Sydneysiders are way ahead of the government.
But instead of embracing these community attitudes and work with the people of Sydney, NSW Labor seems determined to work against them.
Further action requires community engagement – and that requires trust between the government and people. But instead of facilitating community action, the Government seems determined to impose the unpopular, polluting option that is increasingly alienating the electorate.
In April 2003 Bob Carr established the Expert Water Panel to provide advice on achieving a sustainable water balance for Sydney’s future. In the documents obtained this week the Expert Water Panel’s draft report was uncovered.

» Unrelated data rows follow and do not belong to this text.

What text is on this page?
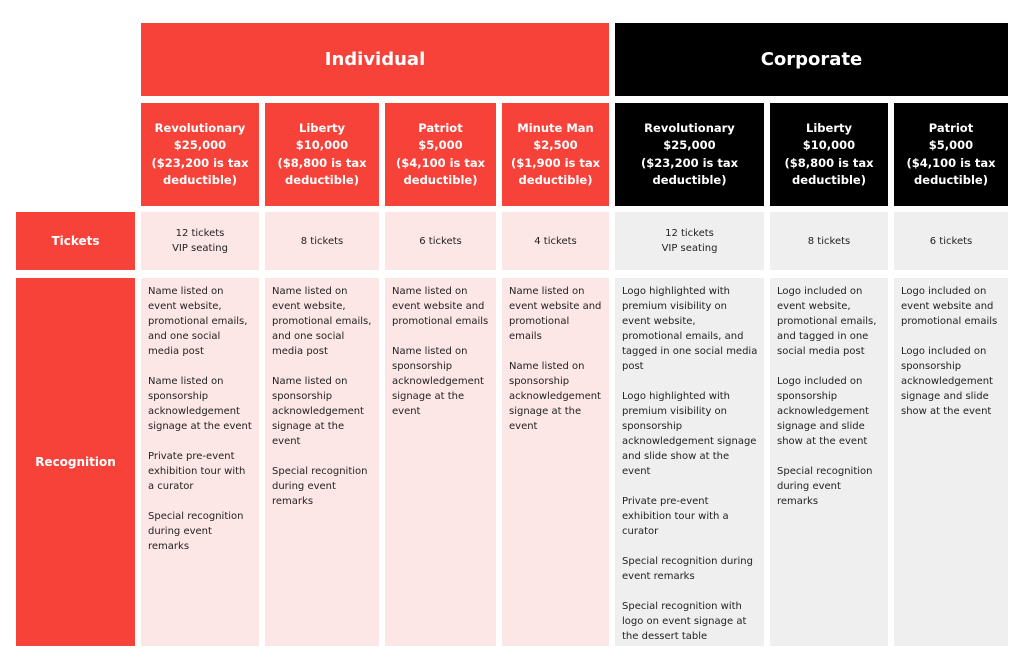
Individual	Corporate
Tickets
Recognition
Revolutionary
$25,000
($23,200 is tax
deductible)
12 tickets
VIP seating

Name listed on event website, promotional emails, and one social media post

Name listed on sponsorship acknowledgement signage at the event

Private pre-event exhibition tour with a curator

Special recognition during event remarks

Liberty
$10,000
($8,800 is tax
deductible)
8 tickets

Name listed on event website, promotional emails, and one social media post

Name listed on sponsorship acknowledgement signage at the event

Special recognition during event remarks

Patriot
$5,000
($4,100 is tax
deductible)
6 tickets

Name listed on event website and promotional emails

Name listed on sponsorship acknowledgement signage at the event

Minute Man
$2,500
($1,900 is tax
deductible)
4 tickets

Name listed on event website and promotional emails

Name listed on sponsorship acknowledgement signage at the event

Revolutionary
$25,000
($23,200 is tax
deductible)
12 tickets
VIP seating

Logo highlighted with premium visibility on event website, promotional emails, and tagged in one social media post

Logo highlighted with premium visibility on sponsorship acknowledgement signage and slide show at the event

Private pre-event exhibition tour with a curator

Special recognition during event remarks

Special recognition with logo on event signage at the dessert table

Liberty
$10,000
($8,800 is tax
deductible)
8 tickets

Logo included on event website, promotional emails, and tagged in one social media post

Logo included on sponsorship acknowledgement signage and slide show at the event

Special recognition during event remarks

Patriot
$5,000
($4,100 is tax
deductible)
6 tickets

Logo included on event website and promotional emails

Logo included on sponsorship acknowledgement signage and slide show at the event
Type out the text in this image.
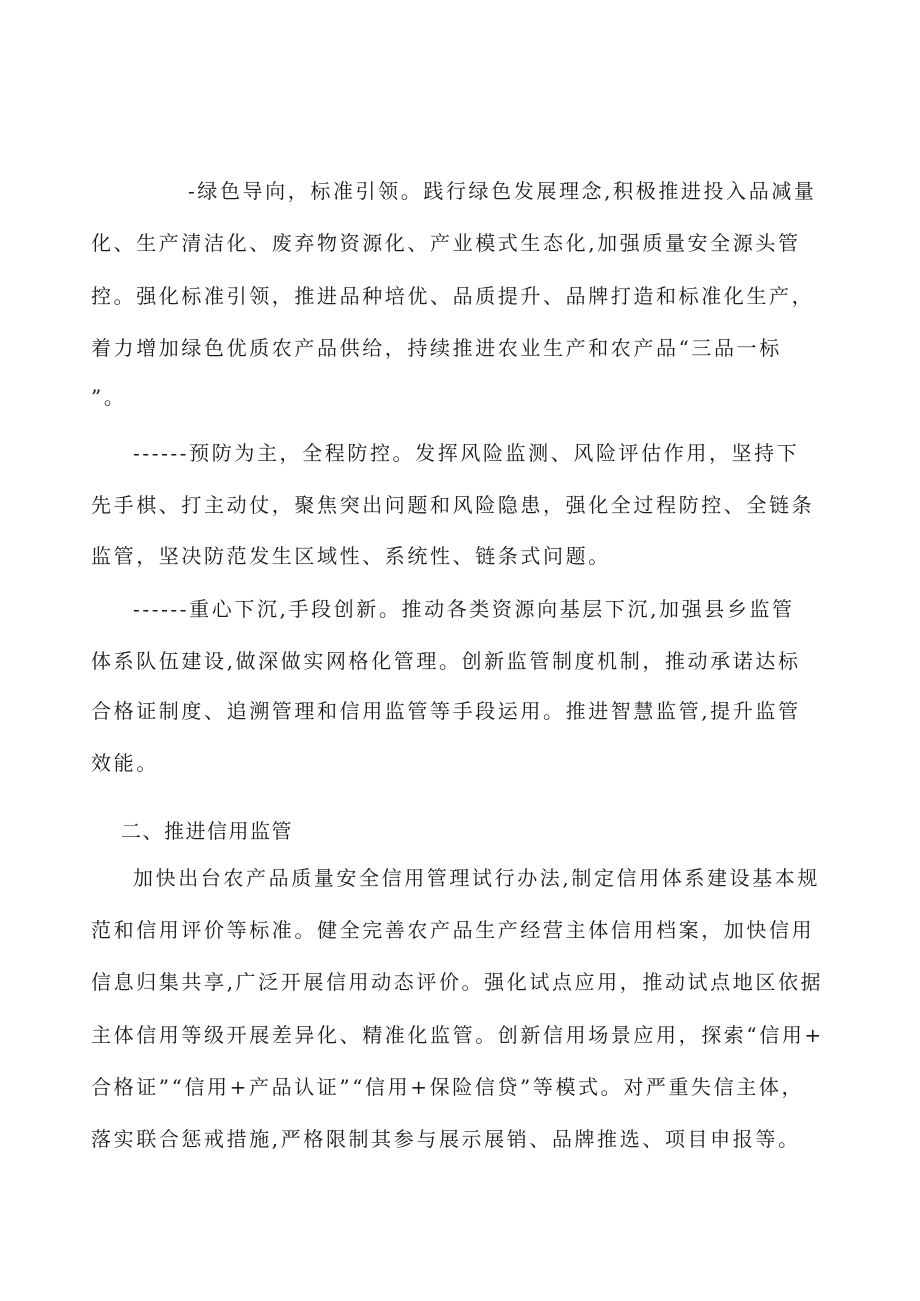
-绿色导向，标准引领。践行绿色发展理念,积极推进投入品减量
化、生产清洁化、废弃物资源化、产业模式生态化,加强质量安全源头管
控。强化标准引领，推进品种培优、品质提升、品牌打造和标准化生产，
着力增加绿色优质农产品供给，持续推进农业生产和农产品“三品一标
”。
------预防为主，全程防控。发挥风险监测、风险评估作用，坚持下
先手棋、打主动仗，聚焦突出问题和风险隐患，强化全过程防控、全链条
监管，坚决防范发生区域性、系统性、链条式问题。
------重心下沉,手段创新。推动各类资源向基层下沉,加强县乡监管
体系队伍建设,做深做实网格化管理。创新监管制度机制，推动承诺达标
合格证制度、追溯管理和信用监管等手段运用。推进智慧监管,提升监管
效能。
二、推进信用监管
加快出台农产品质量安全信用管理试行办法,制定信用体系建设基本规
范和信用评价等标准。健全完善农产品生产经营主体信用档案，加快信用
信息归集共享,广泛开展信用动态评价。强化试点应用，推动试点地区依据
主体信用等级开展差异化、精准化监管。创新信用场景应用，探索“信用+
合格证”“信用+产品认证”“信用+保险信贷”等模式。对严重失信主体，
落实联合惩戒措施,严格限制其参与展示展销、品牌推选、项目申报等。
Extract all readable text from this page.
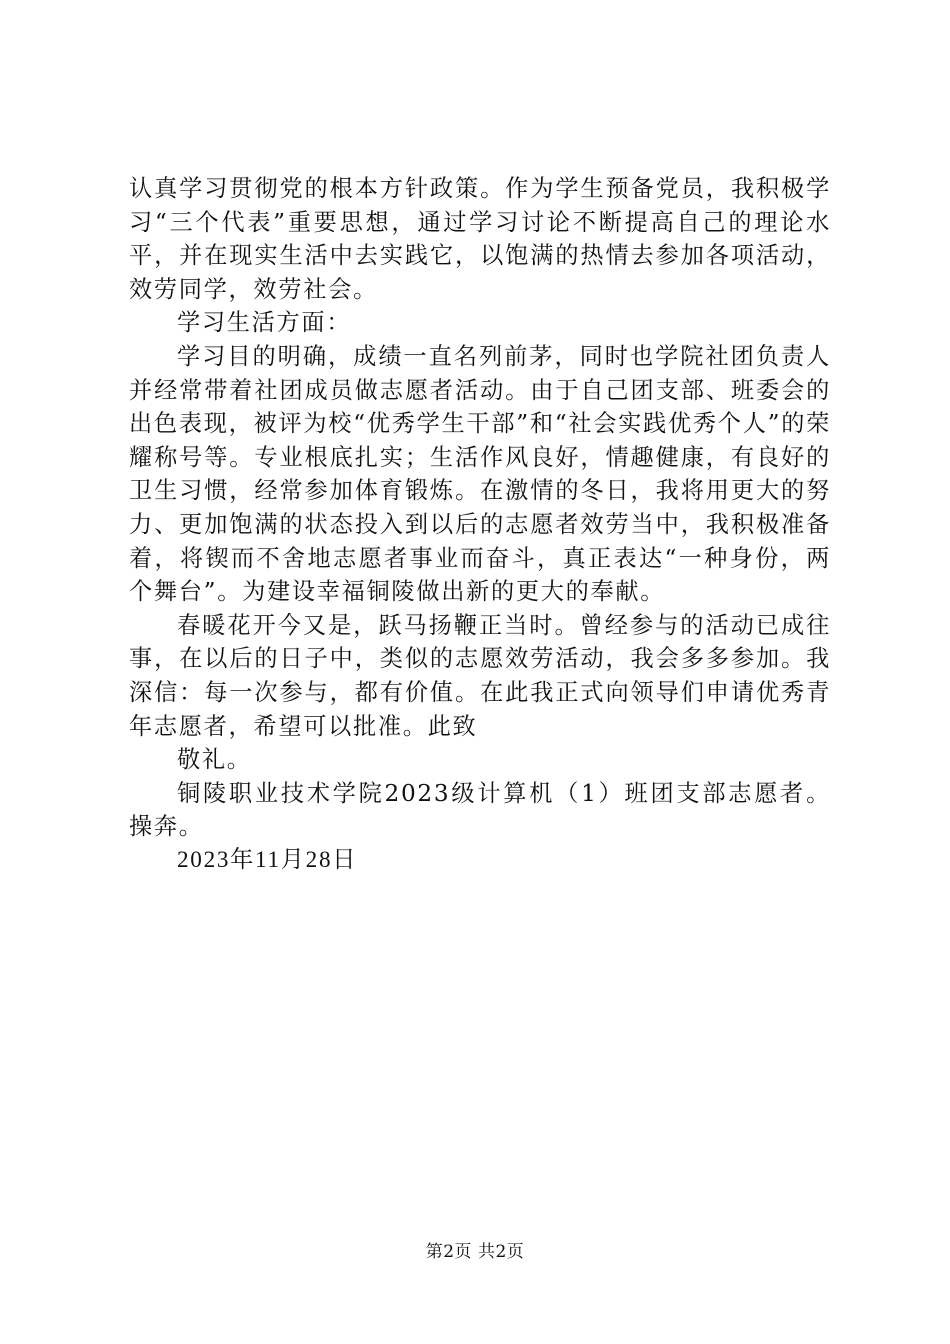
认真学习贯彻党的根本方针政策。作为学生预备党员，我积极学习“三个代表”重要思想，通过学习讨论不断提高自己的理论水平，并在现实生活中去实践它，以饱满的热情去参加各项活动，效劳同学，效劳社会。

学习生活方面：

学习目的明确，成绩一直名列前茅，同时也学院社团负责人并经常带着社团成员做志愿者活动。由于自己团支部、班委会的出色表现，被评为校“优秀学生干部”和“社会实践优秀个人”的荣耀称号等。专业根底扎实；生活作风良好，情趣健康，有良好的卫生习惯，经常参加体育锻炼。在激情的冬日，我将用更大的努力、更加饱满的状态投入到以后的志愿者效劳当中，我积极准备着，将锲而不舍地志愿者事业而奋斗，真正表达“一种身份，两个舞台”。为建设幸福铜陵做出新的更大的奉献。

春暖花开今又是，跃马扬鞭正当时。曾经参与的活动已成往事，在以后的日子中，类似的志愿效劳活动，我会多多参加。我深信：每一次参与，都有价值。在此我正式向领导们申请优秀青年志愿者，希望可以批准。此致

敬礼。

铜陵职业技术学院2023级计算机（1）班团支部志愿者。操奔。

2023年11月28日

第2页 共2页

Recommendation 18 could not be clearer.
“The Panel recommends that the Government not consider the following new infrastructure at present:
• constructing new dams
• constructing new desalination plants
• installing cloud seeding equipment
The options identified in this Report have the capacity to defer the need for such new infrastructure indefinitely if properly implemented. Optimising the use of existing infrastructure is more cost effective and environmentally sustainable.”
On top of this the scandal of how much money the Government is spending on advertising the desal plant has yet to receive attention. I have already heard radio ads and then there was the ridiculous spectacle of mock wine tasting scheme with desalinated water trucked in from Perth.